Jakarta — Homophobic rhetoric is nothing new in Indonesian politics. In recent months, elected officials have labeled gay Indonesians as morally corrupt, inconsistent with national values, and “worse than nuclear warfare.”
But the recent arrest of several gay men at a private party in south Jakarta’s Kalibata City was a shock for many, both because the raid was led by the right-wing Islamic Defender’s Front (FPI) party and because the police actually followed their lead.
FPI has been emboldened in recent months by the success of initiatives like their huge rallies against Jakarta’s ethnic Chinese governor, Basuki “Ahok” Tjahaja Purnama. With little opposition from President Joko Widodo and other mainstream politicians, the group has become brazenly divisive.
Moral decay
“What’s happened in 2016 is strange and unprecedented,” said Kyle Knight, a Human Rights Watch researcher.
Earlier this year, he said, many prominent officials had a “sort of meltdown” where they goaded each other into making inflammatory statements like that of Defense Minister Ryamizard Ryacudu, who compared homosexuality to nuclear war.
“And what mainstream politicians decided to do was keep quiet, so as not to fan the flames of extremists,” Knight said. But silence had the opposite effect, and ultimately let their voices echo unchecked.
The acronym LGBT — lesbian, gay, bisexual, transgender — has become so symbolically loaded in Indonesia, Knight said, that politicians use it as shorthand for a whole set of liberal values. “I wouldn’t be surprised if some of them didn’t even know what it stood for,” he said.
The FPI, Knight added, has turned gay rights into a wedge issue to drum up middle-class moral outrage before regional elections in January and February.
“I think the phrase LGBT is a cheap way of appealing to ‘moral voters,’ and Islamic parties are using this to get votes,” said prominent gay rights activist Dede Oetomo.
But this strategy might not have its desired effects. Journalist and Indonesia expert Elizabeth Pisani analyzed hundreds of sharia-inspired bylaws and found that “morality-based” legislation does not translate into popularity with voters.
Although anti-gay and religiously intolerant laws win local politicians the support of hardliners like FPI, she found, the politicians who champion them are less likely to get re-elected than their moderate peers.
The Kalibata City incident
“The fact that FPI could enter private premises is worrying,” Oetomo said. “There are now different levels of reality within Indonesia, because the hardliners are so intent on turning their worldview into action.”
The FPI has attacked LGBT events since at least 2002, when they disrupted a film festival in Surabaya. But until recently, Oetomo said, their position tended to be perceived as fringe.

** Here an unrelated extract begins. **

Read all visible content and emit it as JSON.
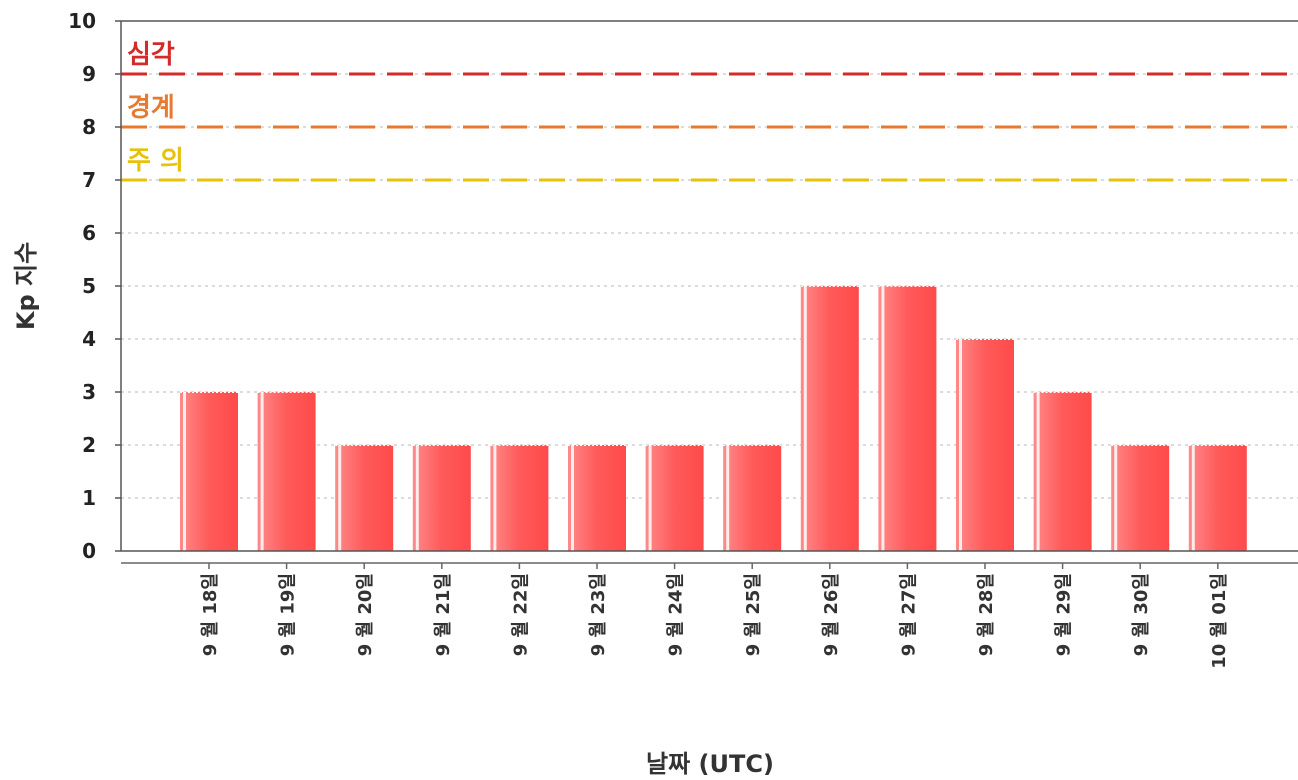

In the Kalibata City raid, police confiscated 17 cellphones, two packs of condoms and antiretroviral drugs for HIV/AIDS, according to local newspaper Warta Kota. None of these things, nor the act of homosexual intercourse, are illegal.
“It’s this pattern of behavior where the police take militant Islamists’ ‘tips’ seriously, which is not at all surprising,” Knight said. “But the chilling effect that the police send even just by showing up … is that the social sanction comes from on high and gets interpreted as open season on LGBT people.” Plus, he said, the immediacy with which FPI could claim credit for the incident on Twitter and disseminate its message to sympathetic citizens is unprecedented.

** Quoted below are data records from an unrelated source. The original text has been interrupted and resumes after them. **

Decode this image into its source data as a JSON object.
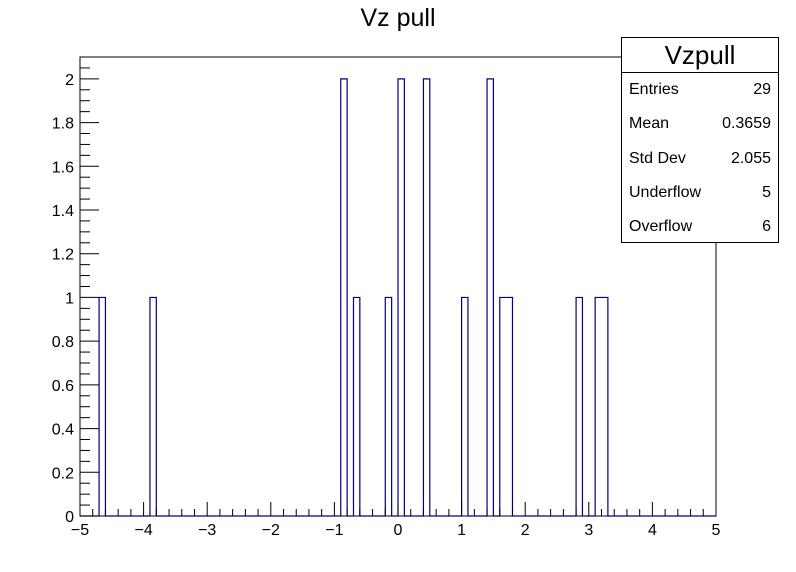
{
  "chart_data": {
    "type": "bar",
    "title": "Vz pull",
    "xlabel": "",
    "ylabel": "",
    "xlim": [
      -5,
      5
    ],
    "ylim": [
      0,
      2.1
    ],
    "bin_width": 0.1,
    "xticks": [
      "-5",
      "-4",
      "-3",
      "-2",
      "-1",
      "0",
      "1",
      "2",
      "3",
      "4",
      "5"
    ],
    "yticks": [
      "0",
      "0.2",
      "0.4",
      "0.6",
      "0.8",
      "1",
      "1.2",
      "1.4",
      "1.6",
      "1.8",
      "2"
    ],
    "bins": [
      {
        "x": -4.7,
        "value": 1
      },
      {
        "x": -3.9,
        "value": 1
      },
      {
        "x": -0.9,
        "value": 2
      },
      {
        "x": -0.7,
        "value": 1
      },
      {
        "x": -0.2,
        "value": 1
      },
      {
        "x": 0.0,
        "value": 2
      },
      {
        "x": 0.4,
        "value": 2
      },
      {
        "x": 1.0,
        "value": 1
      },
      {
        "x": 1.4,
        "value": 2
      },
      {
        "x": 1.6,
        "value": 1
      },
      {
        "x": 1.7,
        "value": 1
      },
      {
        "x": 2.8,
        "value": 1
      },
      {
        "x": 3.1,
        "value": 1
      },
      {
        "x": 3.2,
        "value": 1
      }
    ],
    "line_color": "#000080",
    "stats": {
      "name": "Vzpull",
      "rows": [
        {
          "label": "Entries",
          "value": "29"
        },
        {
          "label": "Mean",
          "value": "0.3659"
        },
        {
          "label": "Std Dev",
          "value": "2.055"
        },
        {
          "label": "Underflow",
          "value": "5"
        },
        {
          "label": "Overflow",
          "value": "6"
        }
      ]
    }
  }
}
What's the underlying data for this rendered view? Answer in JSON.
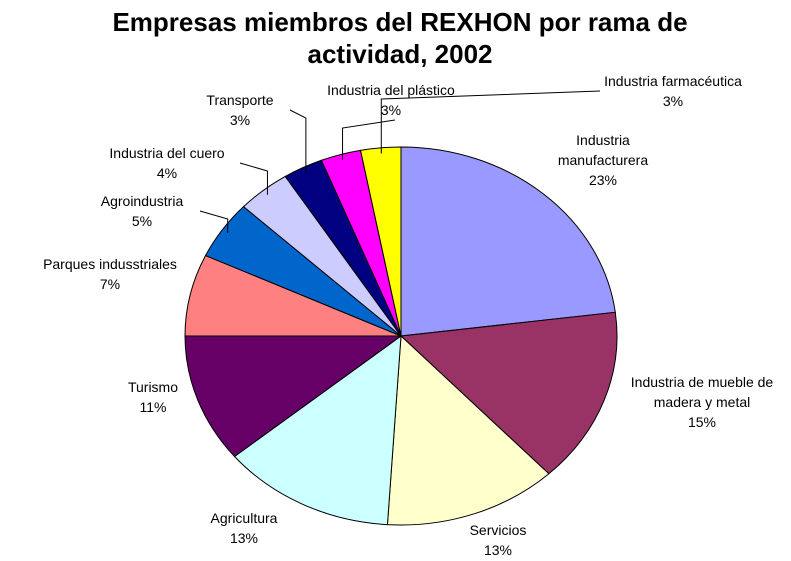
{
  "chart_data": {
    "type": "pie",
    "title": "Empresas miembros del REXHON por rama de actividad, 2002",
    "categories": [
      "Industria manufacturera",
      "Industria de mueble de madera y metal",
      "Servicios",
      "Agricultura",
      "Turismo",
      "Parques indusstriales",
      "Agroindustria",
      "Industria del cuero",
      "Transporte",
      "Industria del plástico",
      "Industria farmacéutica"
    ],
    "values": [
      23,
      15,
      13,
      13,
      11,
      7,
      5,
      4,
      3,
      3,
      3
    ],
    "value_labels": [
      "23%",
      "15%",
      "13%",
      "13%",
      "11%",
      "7%",
      "5%",
      "4%",
      "3%",
      "3%",
      "3%"
    ],
    "colors": [
      "#9999ff",
      "#993366",
      "#ffffcc",
      "#ccffff",
      "#660066",
      "#ff8080",
      "#0066cc",
      "#ccccff",
      "#000080",
      "#ff00ff",
      "#ffff00"
    ]
  }
}
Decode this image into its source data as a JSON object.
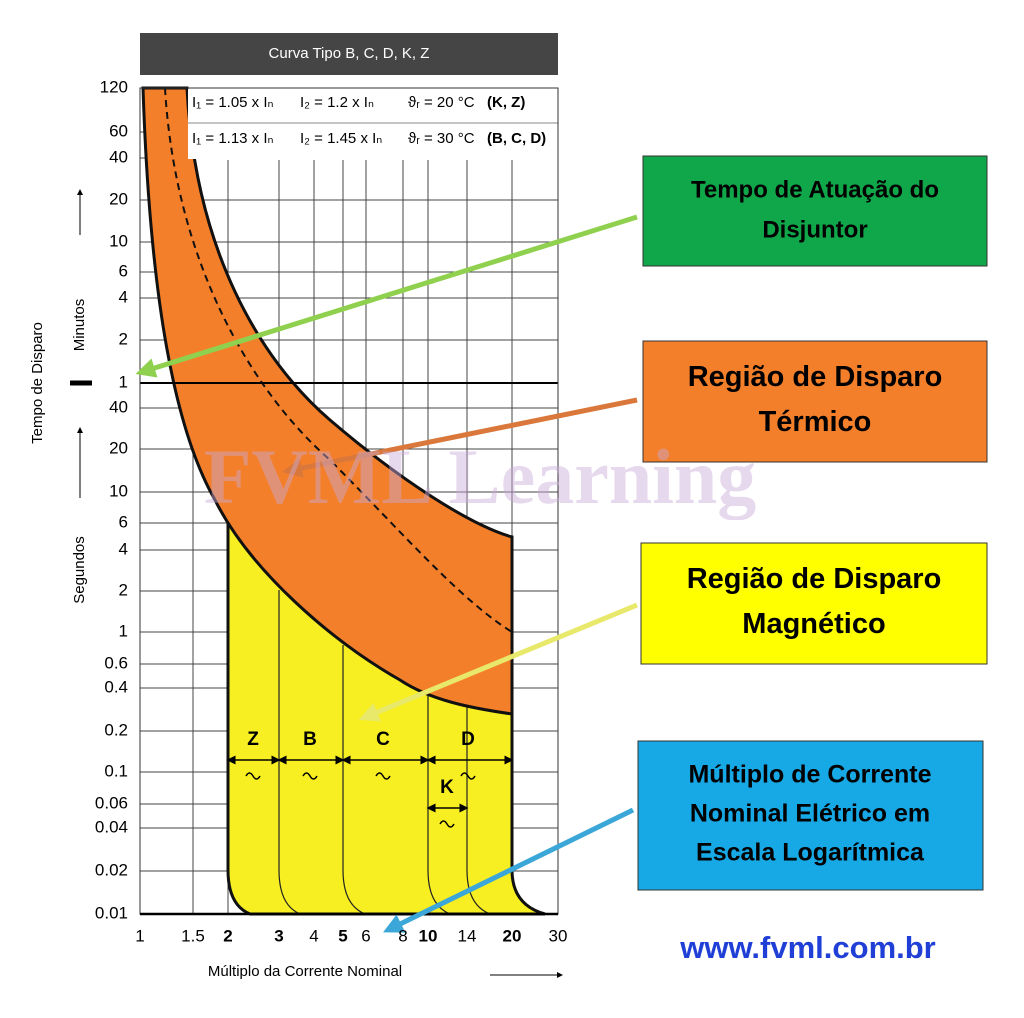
{
  "header": {
    "title": "Curva Tipo B, C, D, K, Z"
  },
  "info": [
    [
      "I₁ = 1.05 x Iₙ",
      "I₂ = 1.2 x Iₙ",
      "ϑᵣ = 20 °C",
      "(K, Z)"
    ],
    [
      "I₁ = 1.13 x Iₙ",
      "I₂ = 1.45 x Iₙ",
      "ϑᵣ = 30 °C",
      "(B, C, D)"
    ]
  ],
  "y_axis": {
    "label": "Tempo de Disparo",
    "minutes_label": "Minutos",
    "seconds_label": "Segundos",
    "minute_ticks": [
      "120",
      "60",
      "40",
      "20",
      "10",
      "6",
      "4",
      "2",
      "1"
    ],
    "second_ticks": [
      "40",
      "20",
      "10",
      "6",
      "4",
      "2",
      "1",
      "0.6",
      "0.4",
      "0.2",
      "0.1",
      "0.06",
      "0.04",
      "0.02",
      "0.01"
    ]
  },
  "x_axis": {
    "label": "Múltiplo da Corrente Nominal",
    "ticks": [
      "1",
      "1.5",
      "2",
      "3",
      "4",
      "5",
      "6",
      "8",
      "10",
      "14",
      "20",
      "30"
    ]
  },
  "zones": [
    "Z",
    "B",
    "C",
    "D",
    "K"
  ],
  "watermark": "FVML Learning",
  "callouts": [
    {
      "lines": [
        "Tempo de Atuação do",
        "Disjuntor"
      ]
    },
    {
      "lines": [
        "Região de Disparo",
        "Térmico"
      ]
    },
    {
      "lines": [
        "Região de Disparo",
        "Magnético"
      ]
    },
    {
      "lines": [
        "Múltiplo de Corrente",
        "Nominal Elétrico em",
        "Escala Logarítmica"
      ]
    }
  ],
  "url": "www.fvml.com.br"
}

If FPI retains popular support for its LGBT stance, it may succeed in passing all or part of a proposed ban on homosexuality. In 2014, the Indonesian Ulama Council (MUI), an umbrella Muslim organization that includes FPI, issued a detailed fatwa against LGBT relations. The fatwa’s rhetoric has inspired the proposed legislation.

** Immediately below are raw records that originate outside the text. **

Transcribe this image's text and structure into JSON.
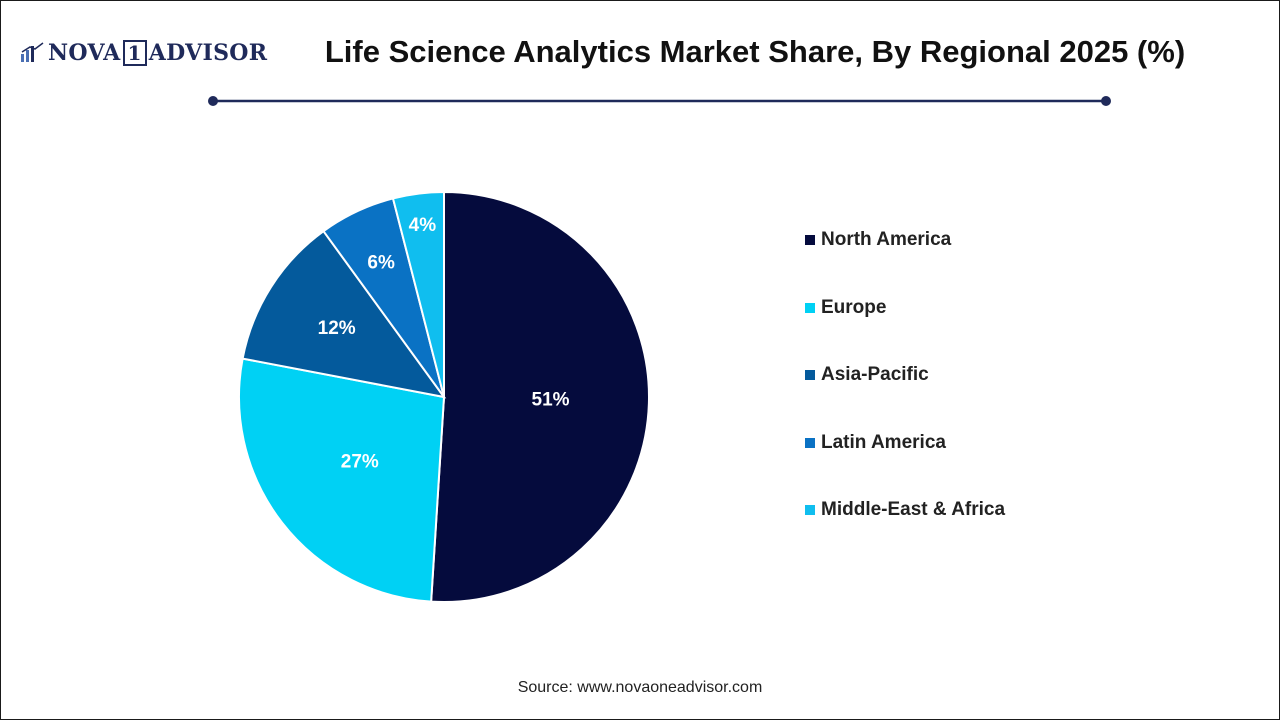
{
  "brand": {
    "logo_part1": "NOVA",
    "logo_box": "1",
    "logo_part2": "ADVISOR"
  },
  "colors": {
    "navy": "#050B3D",
    "cyan": "#00D1F4",
    "dark_blue": "#045A9C",
    "mid_blue": "#0A72C4",
    "light_cyan": "#10BEEF",
    "rule": "#1f2a5a"
  },
  "chart_data": {
    "type": "pie",
    "title": "Life Science Analytics Market Share, By Regional 2025 (%)",
    "categories": [
      "North America",
      "Europe",
      "Asia-Pacific",
      "Latin America",
      "Middle-East & Africa"
    ],
    "values": [
      51,
      27,
      12,
      6,
      4
    ],
    "data_labels": [
      "51%",
      "27%",
      "12%",
      "6%",
      "4%"
    ],
    "slice_colors": [
      "#050B3D",
      "#00D1F4",
      "#045A9C",
      "#0A72C4",
      "#10BEEF"
    ],
    "start": "12 o'clock, clockwise",
    "legend_position": "right"
  },
  "source": "Source: www.novaoneadvisor.com"
}
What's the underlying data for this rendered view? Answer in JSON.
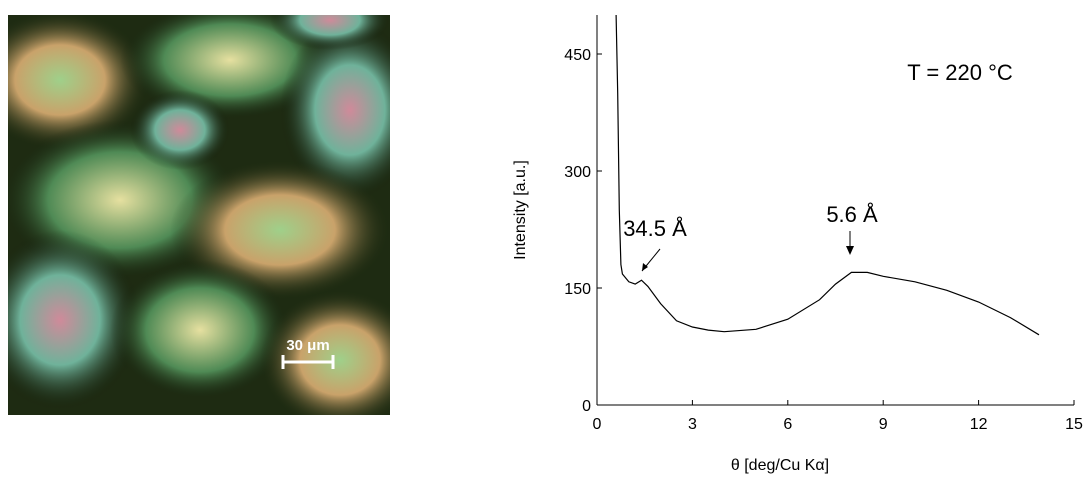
{
  "micrograph": {
    "scale_bar": "30 μm"
  },
  "chart_data": {
    "type": "line",
    "x_label": "θ [deg/Cu Kα]",
    "y_label": "Intensity [a.u.]",
    "annotations": [
      "34.5 Å",
      "5.6 Å",
      "T = 220 °C"
    ],
    "x": [
      0.6,
      0.65,
      0.7,
      0.75,
      0.8,
      1.0,
      1.2,
      1.4,
      1.6,
      2.0,
      2.5,
      3.0,
      3.5,
      4.0,
      5.0,
      6.0,
      7.0,
      7.5,
      8.0,
      8.5,
      9.0,
      10.0,
      11.0,
      12.0,
      13.0,
      13.9
    ],
    "values": [
      500,
      400,
      250,
      180,
      168,
      158,
      155,
      160,
      152,
      130,
      108,
      100,
      96,
      94,
      97,
      110,
      135,
      155,
      170,
      170,
      165,
      158,
      147,
      132,
      112,
      90
    ],
    "color": "#000000",
    "xlim": [
      0,
      15
    ],
    "xticks": [
      0,
      3,
      6,
      9,
      12,
      15
    ],
    "ylim": [
      0,
      500
    ],
    "yticks": [
      0,
      150,
      300,
      450
    ]
  }
}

“MUI doesn’t have law enforcement capabilities, but we just wanted to remind the government of Indonesia that the LGBT movement endangers Indonesian culture and Indonesia is not the same as Western countries that allow LGBT relations,” said Nadjamuddin Ramly, Deputy Secretary-General of MUI.
MUI perceives LGBT visibility as a threat to heterosexual marriage. According to the fatwa, “the institution of marriage is the only legitimate institution in channeling sexual desire and organize the household and the community.”
Community watches, waits
“I’m very angry,” said Anggun Pradesha, a transwoman activist and filmmaker in Yogyakarta. “FPI’s hatred is strange. On the basis of some distaste, they feel so obligated to diminish the rights of other human beings.”
Pradesha was rattled by the Kalibata incident. “What those men did was not illegal,” she said. “What does that mean for the rest of us?”
She pointed out the slight absurdity of the whole concept of “LGBT” within Indonesia, as it groups together a centuries-old social category of transgender, or third-gender, individuals with homosexuals. But she welcomed the incidental kinship and its strength in numbers: all the better to persevere with.